- DVD cover
- Genre: Comedy; Drama; Family;
- Based on: A Christmas Romance by Maggie Davis
- Written by: Darrah Cloud
- Directed by: Sheldon Larry
- Starring: Olivia Newton-John Gregory Harrison Chloe Lattanzi Stephanie Sawyer
- Music by: Peter Manning Robinson
- Country of origin: United States
- Original language: English

Production
- Executive producers: Robert Dalrymple Michael Jaffe Howard Braunstein
- Producers: Sheldon Larry Joseph Plager Matthew O'Connor
- Production location: Maple Ridge, British Columbia
- Cinematography: Richard Leiterman
- Editor: Barbara Pokras
- Running time: 94 minutes
- Production companies: Dalrymple Production Jaffe/Braunstein Films Spectacor Films

Original release
- Network: CBS
- Release: December 18, 1994

= A Christmas Romance =

A Christmas Romance is a 1994 American made-for-television Christmas romantic drama film directed by Sheldon Larry and starring Olivia Newton-John, Gregory Harrison and Chloe Lattanzi, Newton-John's real-life daughter. It was written by Darrah Cloud based on the novel A Christmas Romance by Maggie Davis. The film was shot on location in Vancouver, British Columbia, Canada and originally premiered on CBS on December 18, 1994.

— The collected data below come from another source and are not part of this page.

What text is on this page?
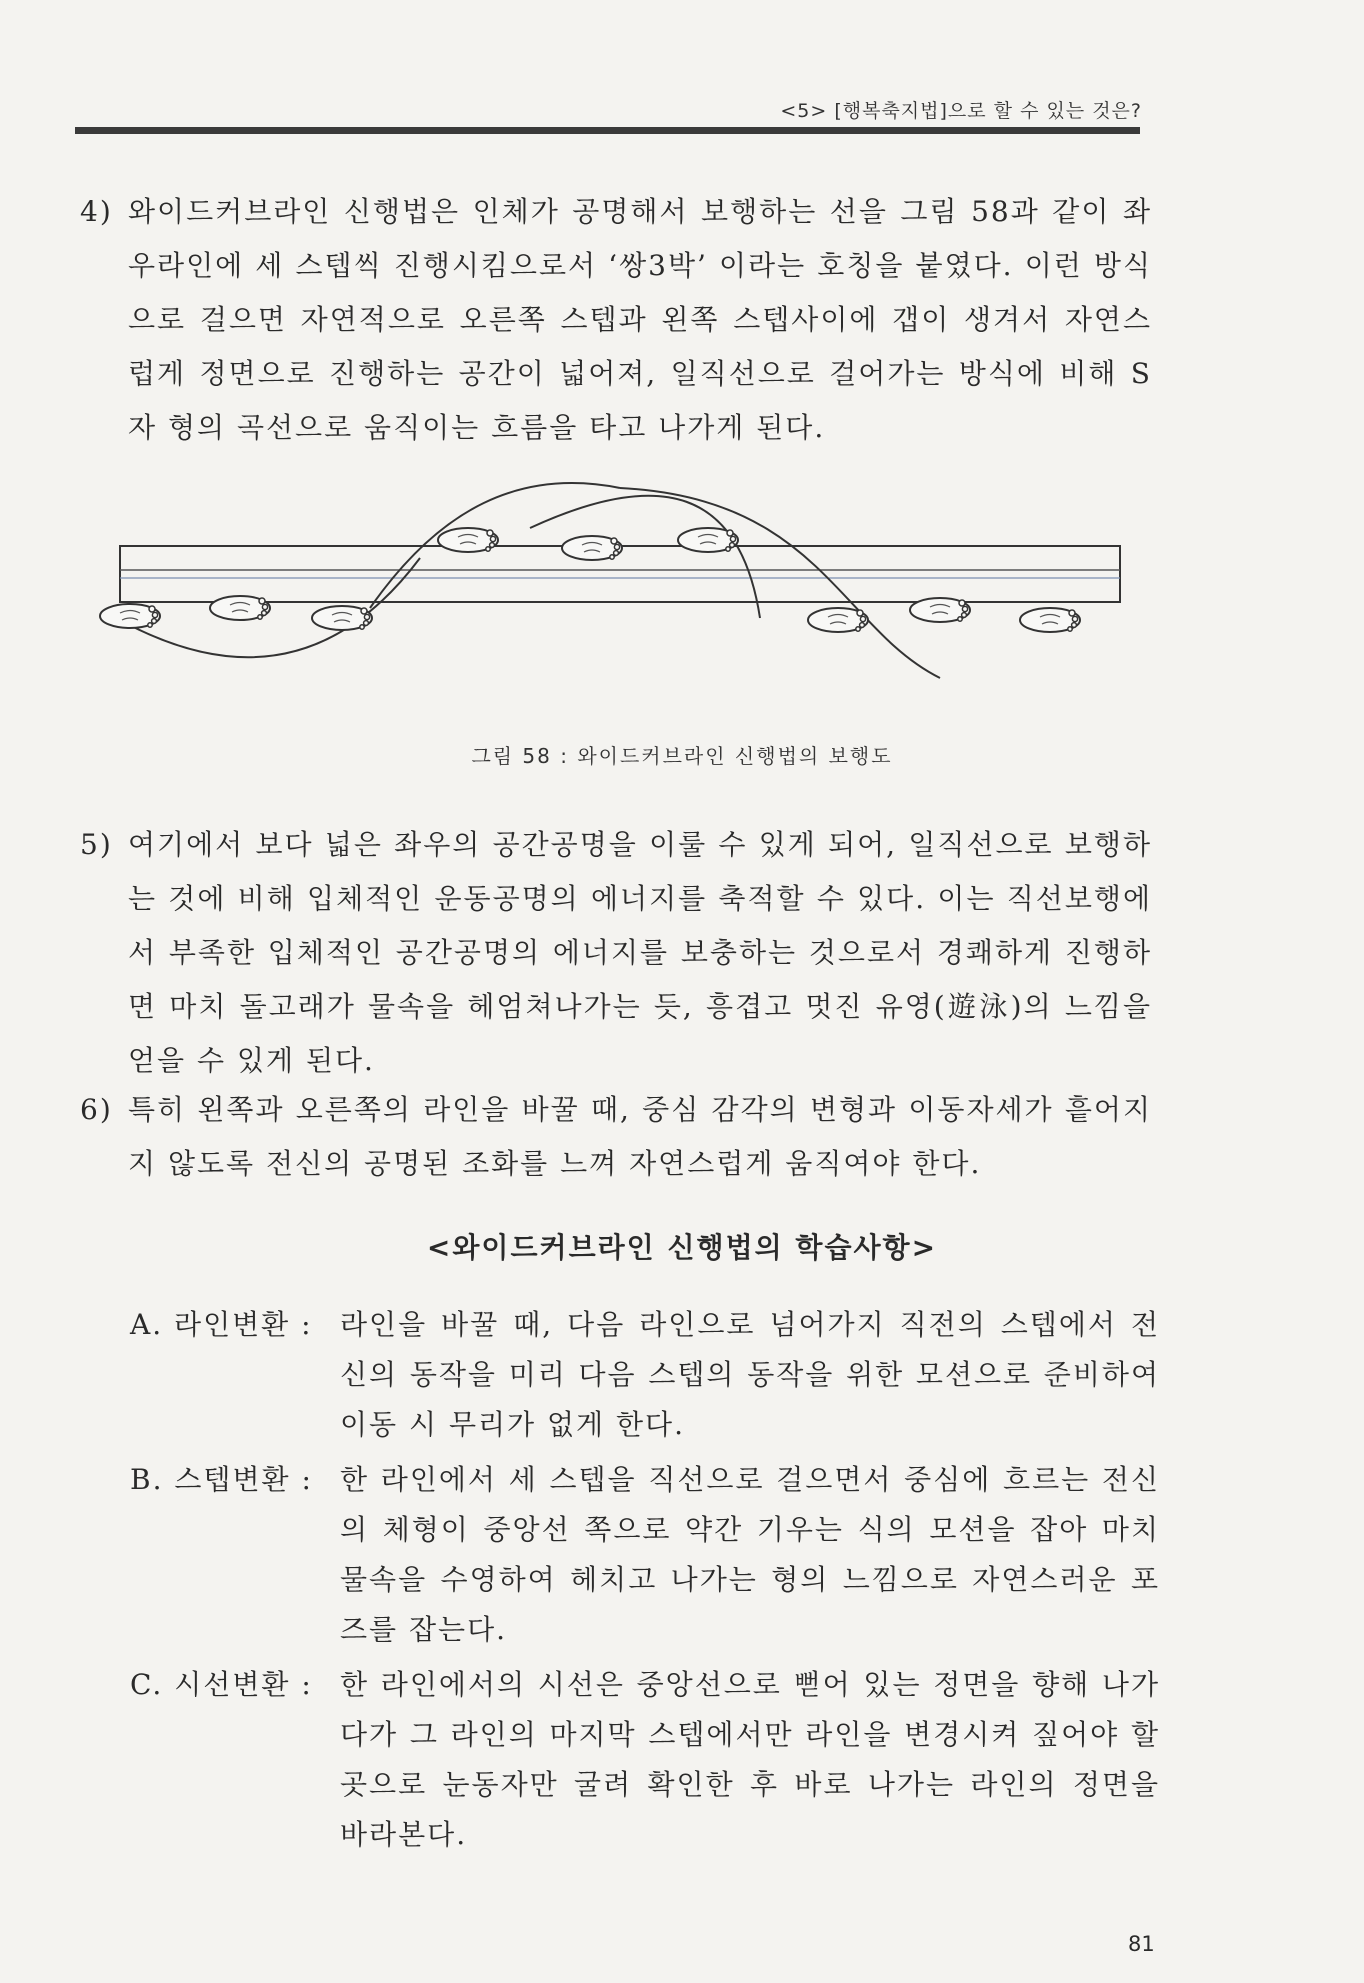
<5> [행복축지법]으로 할 수 있는 것은?
4) 와이드커브라인 신행법은 인체가 공명해서 보행하는 선을 그림 58과 같이 좌우라인에 세 스텝씩 진행시킴으로서 ‘쌍3박’ 이라는 호칭을 붙였다. 이런 방식으로 걸으면 자연적으로 오른쪽 스텝과 왼쪽 스텝사이에 갭이 생겨서 자연스럽게 정면으로 진행하는 공간이 넓어져, 일직선으로 걸어가는 방식에 비해 S자 형의 곡선으로 움직이는 흐름을 타고 나가게 된다.
그림 58 : 와이드커브라인 신행법의 보행도
5) 여기에서 보다 넓은 좌우의 공간공명을 이룰 수 있게 되어, 일직선으로 보행하는 것에 비해 입체적인 운동공명의 에너지를 축적할 수 있다. 이는 직선보행에서 부족한 입체적인 공간공명의 에너지를 보충하는 것으로서 경쾌하게 진행하면 마치 돌고래가 물속을 헤엄쳐나가는 듯, 흥겹고 멋진 유영(遊泳)의 느낌을 얻을 수 있게 된다.
6) 특히 왼쪽과 오른쪽의 라인을 바꿀 때, 중심 감각의 변형과 이동자세가 흩어지지 않도록 전신의 공명된 조화를 느껴 자연스럽게 움직여야 한다.
<와이드커브라인 신행법의 학습사항>
A. 라인변환 : 라인을 바꿀 때, 다음 라인으로 넘어가지 직전의 스텝에서 전신의 동작을 미리 다음 스텝의 동작을 위한 모션으로 준비하여 이동 시 무리가 없게 한다.
B. 스텝변환 : 한 라인에서 세 스텝을 직선으로 걸으면서 중심에 흐르는 전신의 체형이 중앙선 쪽으로 약간 기우는 식의 모션을 잡아 마치 물속을 수영하여 헤치고 나가는 형의 느낌으로 자연스러운 포즈를 잡는다.
C. 시선변환 : 한 라인에서의 시선은 중앙선으로 뻗어 있는 정면을 향해 나가다가 그 라인의 마지막 스텝에서만 라인을 변경시켜 짚어야 할 곳으로 눈동자만 굴려 확인한 후 바로 나가는 라인의 정면을 바라본다.
81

Newton-John also sings the song "The Way of Love" in the opening and closing credits, a track taken from her 1994 album Gaia: One Woman's Journey.

==Summary==
Julia Stonecypher (Olivia Newton-John) is a widow with two young daughters – Deenie and Emily Rose (Chloe Lattanzi and Stephanie Sawyer) – who struggles to keep up financially and loses her job just days before Christmas. To make matters worse, Brian Harding (Gregory Harrison), an upscale banker from the city, comes to visit Julia to tell her that her house is being repossessed and she will be homeless; Julia is unable to pay.

When Brian takes off into a snowstorm, his car slides into a ditch and he is injured. Julia allows him into her home to recuperate despite his surly attitude and the four of them are trapped together in the isolated house. But as they wait out the storm, Brian begins to have a change of heart and an unlikely romance flares up between him and Julia, fueled by the atmosphere of Christmas time.

==Cast==
- Olivia Newton-John as Julia Stonecypher
- Gregory Harrison as Brian Harding
- Chloe Lattanzi as Deenie Stonecypher
- Stephanie Sawyer as Emily Rose Stonecypher
- Tom Heaton as Mel Betsill
- Stephen E. Miller as Bert Betsill
- Brent Stait as O.T. Betsill
- Susan Astley as Margie Peterson
- Tom McBeath as Mr. Macklin
- Anna Ferguson as Old Woman
- Melody Ryane as Felicity

==Reception==

===Ratings===
The film was watched by 25.5 million people and placed 6th for the week in total viewers.

==DVD release==
On September 13, 2011, A Christmas Romance was released on Region 1 DVD by Echo Bridge Home Entertainment.